In fact, should the UK government act in a way which gives any GB-based firm an advantage over an EU firm in the NI market, then the EU Commission and the ECJ can penalise the UK. So, for example, subsidising Nissan in Sunderland to make batteries for electric cars could be ruled illegal by the EU because Nissan cars are sold in NI. As the full implications of the NI Protocol are unravelled, it is clear that the Prime Minister has broken promises to those of us who campaigned for Brexit and freedom from the EU, by his acceptance of the unreasonable demands of the EU in the Withdrawal Agreement.
Both the UK government and the EU claim that the NI Protocol was necessary to uphold the Belfast Agreement, preserve peace in NI and avoid a hard border between NI and the Irish Republic. The result has been the hardest of borders between NI and GB, i.e. a hard border dividing up the UK. As I write this piece, I am gazing down into Larne Harbour which is now one of the border crossing points between the part of the UK in which I live and GB, the coastline of which is clearly visible on this bright morning.
As for fostering peace, the checks on trade coming through the port have been cancelled for a week now because of threats to the inspectors. Both local and EU officials have been pulled out for their own safety. The outpouring of anger can only get worse. Unionists quite rightly believe that the promises about our place in the UK being guaranteed by the Belfast/Good Friday Agreement have been torn up as we find ourselves ostracised from the GB market by EU rules and look ahead with horror to the imposition of foreign laws rather than British laws.
The NI Protocol is a humiliation for those who call themselves Conservatives and Unionists and is a betrayal of those who voted for Brexit wherever they live in the UK. I become very angry when I listen to those MPs in Parliament who insist that the NI Protocol must be honoured and implemented, knowing that they would be incandescent with rage if their constituents were economically disadvantaged in the way NI citizens are as a result of an agreement designed to suit the economic demands of the EU and to punish the UK for daring to leave the EU.
What makes matters worse is that, in order to cover the embarrassment over her disastrous handling of the COVID vaccine purchase, another example of the folly of EU centralisation, Ursula von der Leyen, the President of the EU Commission, was prepared to set aside the NI Protocol to stop an EU firm fulfilling its contract for vaccines with the UK government and put checks on the Irish border in order to impose the export ban.
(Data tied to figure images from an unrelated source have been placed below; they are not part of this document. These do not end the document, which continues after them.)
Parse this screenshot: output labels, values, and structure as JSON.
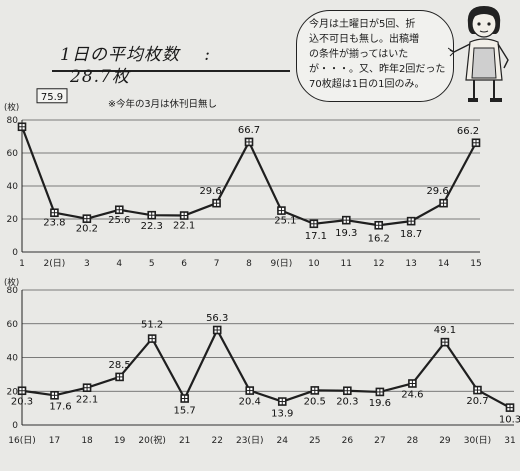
{
  "headline": {
    "label": "1日の平均枚数",
    "sep": ":",
    "value": "28.7枚"
  },
  "bubble": {
    "lines": [
      "今月は土曜日が5回、折",
      "込不可日も無し。出稿増",
      "の条件が揃ってはいた",
      "が・・・。又、昨年2回だった",
      "70枚超は1日の1回のみ。"
    ]
  },
  "note": "※今年の3月は休刊日無し",
  "colors": {
    "line": "#1f1f1f",
    "grid": "#555555",
    "background": "#e9e9e6"
  },
  "chart_data": [
    {
      "type": "line",
      "ylabel": "(枚)",
      "ylim": [
        0,
        80
      ],
      "yticks": [
        0,
        20,
        40,
        60,
        80
      ],
      "grid": true,
      "categories": [
        "1",
        "2(日)",
        "3",
        "4",
        "5",
        "6",
        "7",
        "8",
        "9(日)",
        "10",
        "11",
        "12",
        "13",
        "14",
        "15"
      ],
      "values": [
        75.9,
        23.8,
        20.2,
        25.6,
        22.3,
        22.1,
        29.6,
        66.7,
        25.1,
        17.1,
        19.3,
        16.2,
        18.7,
        29.6,
        66.2
      ],
      "value_labels": [
        "75.9",
        "23.8",
        "20.2",
        "25.6",
        "22.3",
        "22.1",
        "29.6",
        "66.7",
        "25.1",
        "17.1",
        "19.3",
        "16.2",
        "18.7",
        "29.6",
        "66.2"
      ]
    },
    {
      "type": "line",
      "ylabel": "(枚)",
      "ylim": [
        0,
        80
      ],
      "yticks": [
        0,
        20,
        40,
        60,
        80
      ],
      "grid": true,
      "categories": [
        "16(日)",
        "17",
        "18",
        "19",
        "20(祝)",
        "21",
        "22",
        "23(日)",
        "24",
        "25",
        "26",
        "27",
        "28",
        "29",
        "30(日)",
        "31"
      ],
      "values": [
        20.3,
        17.6,
        22.1,
        28.5,
        51.2,
        15.7,
        56.3,
        20.4,
        13.9,
        20.5,
        20.3,
        19.6,
        24.6,
        49.1,
        20.7,
        10.3
      ],
      "value_labels": [
        "20.3",
        "17.6",
        "22.1",
        "28.5",
        "51.2",
        "15.7",
        "56.3",
        "20.4",
        "13.9",
        "20.5",
        "20.3",
        "19.6",
        "24.6",
        "49.1",
        "20.7",
        "10.3"
      ]
    }
  ]
}
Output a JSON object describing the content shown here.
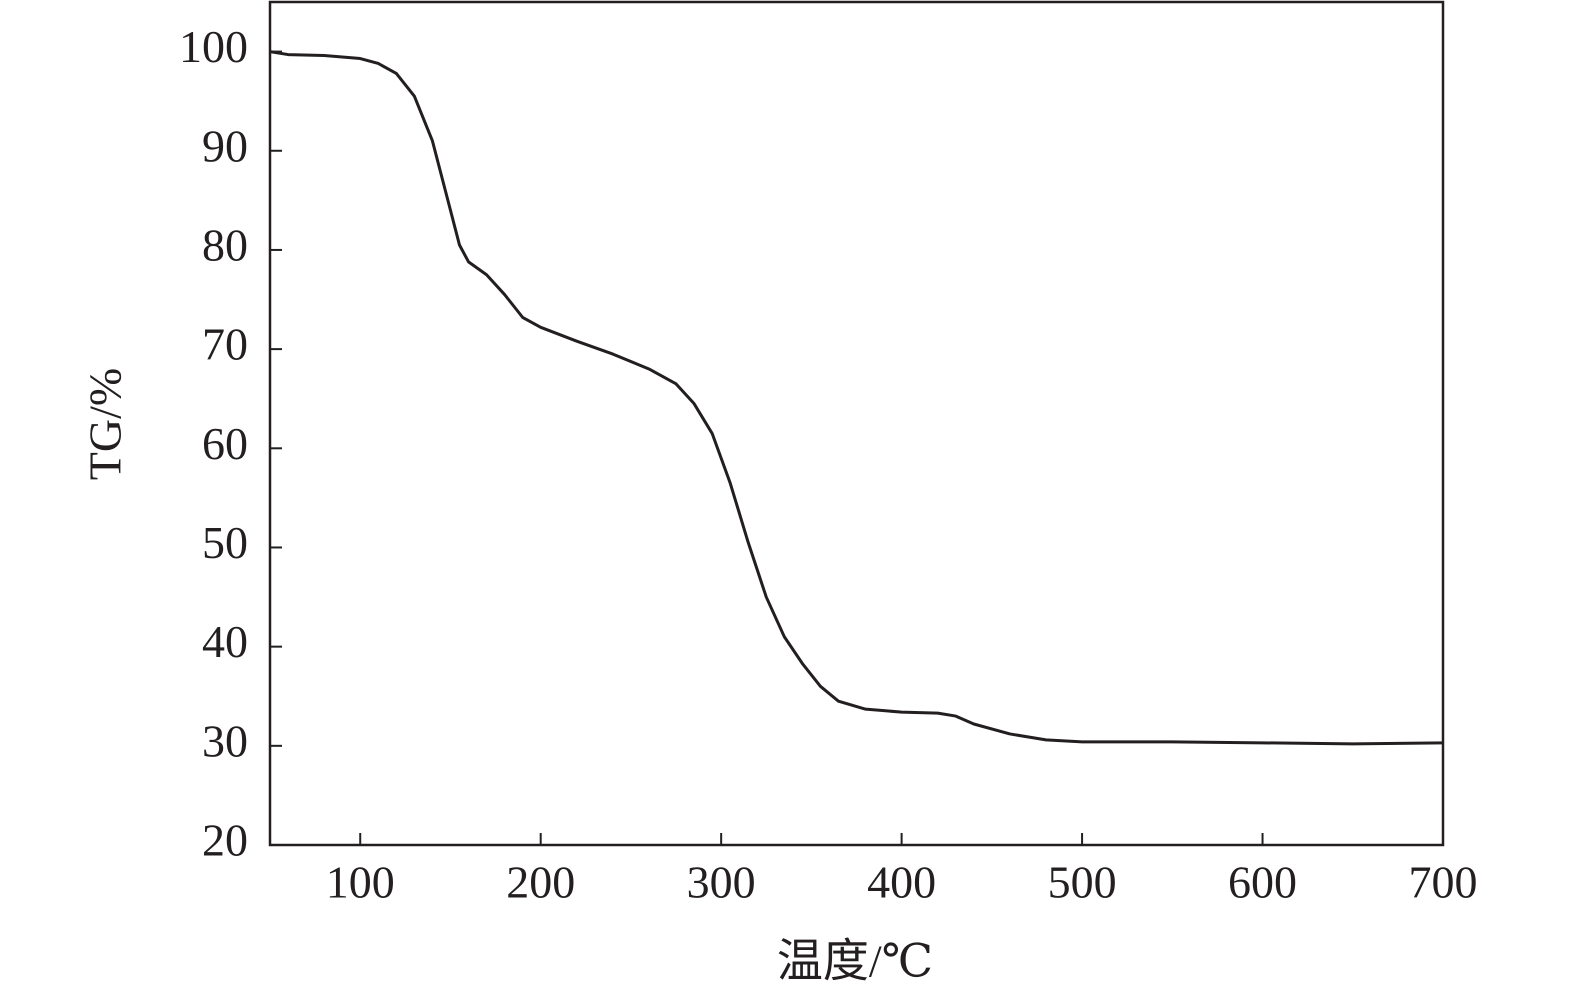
{
  "chart_data": {
    "type": "line",
    "x_label": "温度/℃",
    "y_label": "TG/%",
    "x": [
      50,
      60,
      80,
      100,
      110,
      120,
      130,
      140,
      150,
      155,
      160,
      170,
      180,
      190,
      200,
      220,
      240,
      260,
      275,
      285,
      295,
      305,
      315,
      325,
      335,
      345,
      355,
      365,
      380,
      400,
      420,
      430,
      440,
      460,
      480,
      500,
      550,
      600,
      650,
      700
    ],
    "values": [
      100,
      99.7,
      99.6,
      99.3,
      98.8,
      97.8,
      95.5,
      91,
      84,
      80.5,
      78.8,
      77.5,
      75.5,
      73.2,
      72.2,
      70.8,
      69.5,
      68,
      66.5,
      64.5,
      61.5,
      56.5,
      50.5,
      45,
      41,
      38.3,
      36,
      34.5,
      33.7,
      33.4,
      33.3,
      33,
      32.2,
      31.2,
      30.6,
      30.4,
      30.4,
      30.3,
      30.2,
      30.3
    ],
    "color": "#231f20",
    "xlim": [
      50,
      700
    ],
    "ylim": [
      20,
      105
    ],
    "xticks": [
      100,
      200,
      300,
      400,
      500,
      600,
      700
    ],
    "yticks": [
      20,
      30,
      40,
      50,
      60,
      70,
      80,
      90,
      100
    ]
  }
}
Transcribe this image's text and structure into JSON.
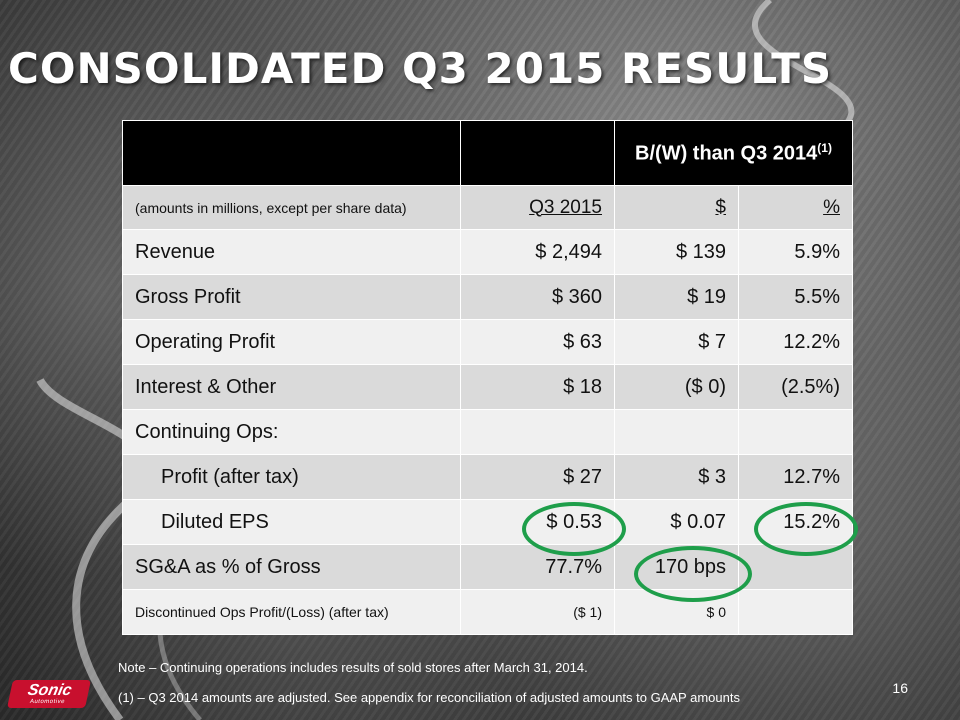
{
  "title": "CONSOLIDATED Q3 2015 RESULTS",
  "table": {
    "header": {
      "label": "B/(W) than Q3 2014",
      "superscript": "(1)"
    },
    "subheader": {
      "label": "(amounts in millions, except per share data)",
      "col1": "Q3 2015",
      "col2": "$",
      "col3": "%"
    },
    "rows": [
      {
        "label": "Revenue",
        "q3": "$ 2,494",
        "dollar": "$ 139",
        "pct": "5.9%"
      },
      {
        "label": "Gross Profit",
        "q3": "$ 360",
        "dollar": "$ 19",
        "pct": "5.5%"
      },
      {
        "label": "Operating Profit",
        "q3": "$ 63",
        "dollar": "$ 7",
        "pct": "12.2%"
      },
      {
        "label": "Interest & Other",
        "q3": "$ 18",
        "dollar": "($ 0)",
        "pct": "(2.5%)"
      },
      {
        "label": "Continuing Ops:",
        "q3": "",
        "dollar": "",
        "pct": ""
      },
      {
        "label": "Profit (after tax)",
        "q3": "$ 27",
        "dollar": "$ 3",
        "pct": "12.7%"
      },
      {
        "label": "Diluted EPS",
        "q3": "$ 0.53",
        "dollar": "$ 0.07",
        "pct": "15.2%"
      },
      {
        "label": "SG&A as % of Gross",
        "q3": "77.7%",
        "dollar": "170 bps",
        "pct": ""
      },
      {
        "label": "Discontinued Ops Profit/(Loss)  (after tax)",
        "q3": "($ 1)",
        "dollar": "$ 0",
        "pct": ""
      }
    ]
  },
  "note": "Note – Continuing operations includes results of sold stores after March 31, 2014.",
  "footnote": "(1) – Q3 2014 amounts are adjusted.  See appendix for reconciliation of adjusted amounts to GAAP amounts",
  "page_number": "16",
  "logo": {
    "name": "Sonic",
    "tagline": "Automotive"
  },
  "colors": {
    "highlight_circle": "#1e9e4a",
    "header_bg": "#000000"
  }
}
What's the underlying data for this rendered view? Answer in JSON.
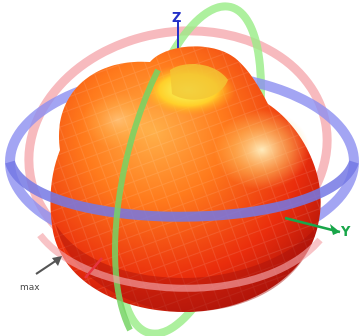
{
  "labels": {
    "z_axis": "Z",
    "y_axis": "Y",
    "max": "max"
  },
  "colors": {
    "background": "#ffffff",
    "pattern_light": "#ffdf3a",
    "pattern_mid": "#ff8a1e",
    "pattern_dark": "#e01b0a",
    "ring_blue": "#8c8ff0",
    "ring_pink": "#f4a3a8",
    "ring_green": "#98ec86",
    "axis_z": "#2430c8",
    "axis_y": "#19a64a",
    "axis_x": "#e8343f",
    "max_arrow": "#555555"
  },
  "icons": {
    "max_marker": "arrow-icon"
  }
}
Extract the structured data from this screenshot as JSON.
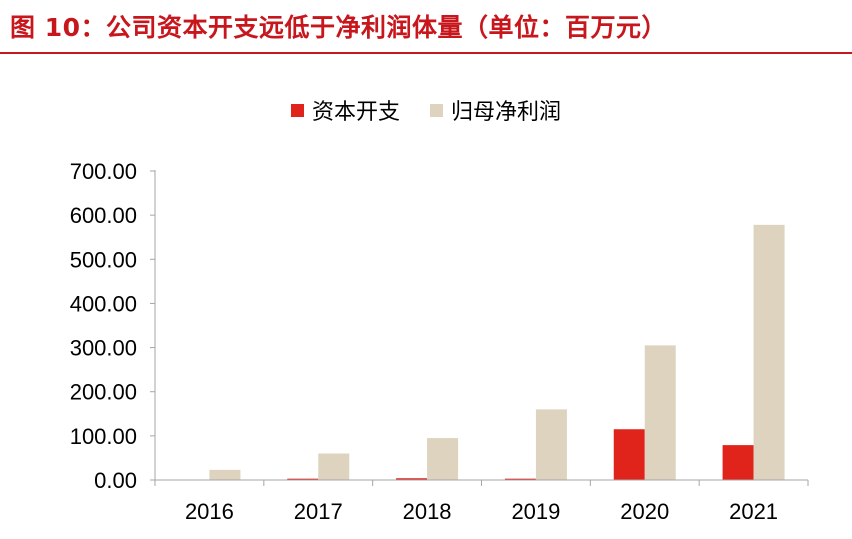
{
  "title": "图 10：公司资本开支远低于净利润体量（单位：百万元）",
  "colors": {
    "capex": "#e0231b",
    "net_profit": "#ddd3bf",
    "title": "#c8161d",
    "axis": "#a6a6a6"
  },
  "chart_data": {
    "type": "bar",
    "categories": [
      "2016",
      "2017",
      "2018",
      "2019",
      "2020",
      "2021"
    ],
    "series": [
      {
        "name": "资本开支",
        "values": [
          1,
          3,
          4,
          3,
          115,
          79
        ]
      },
      {
        "name": "归母净利润",
        "values": [
          23,
          60,
          95,
          160,
          305,
          578
        ]
      }
    ],
    "ylim": [
      0,
      700
    ],
    "yticks": [
      "0.00",
      "100.00",
      "200.00",
      "300.00",
      "400.00",
      "500.00",
      "600.00",
      "700.00"
    ],
    "legend": "top-center",
    "grid": false
  }
}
Although she quickly abandoned the plan, it is significant there was no apology. Indeed, she has not ruled out taking such action again in the future.
If the EU can so easily set aside the NI Protocol to protect itself from criticism of its own bungling, then the UK government has a greater justification and obligation to do so in order to safeguard the economy of NI, the integrity of the Union and the honouring of the Brexit referendum. It should start legislating to do so now.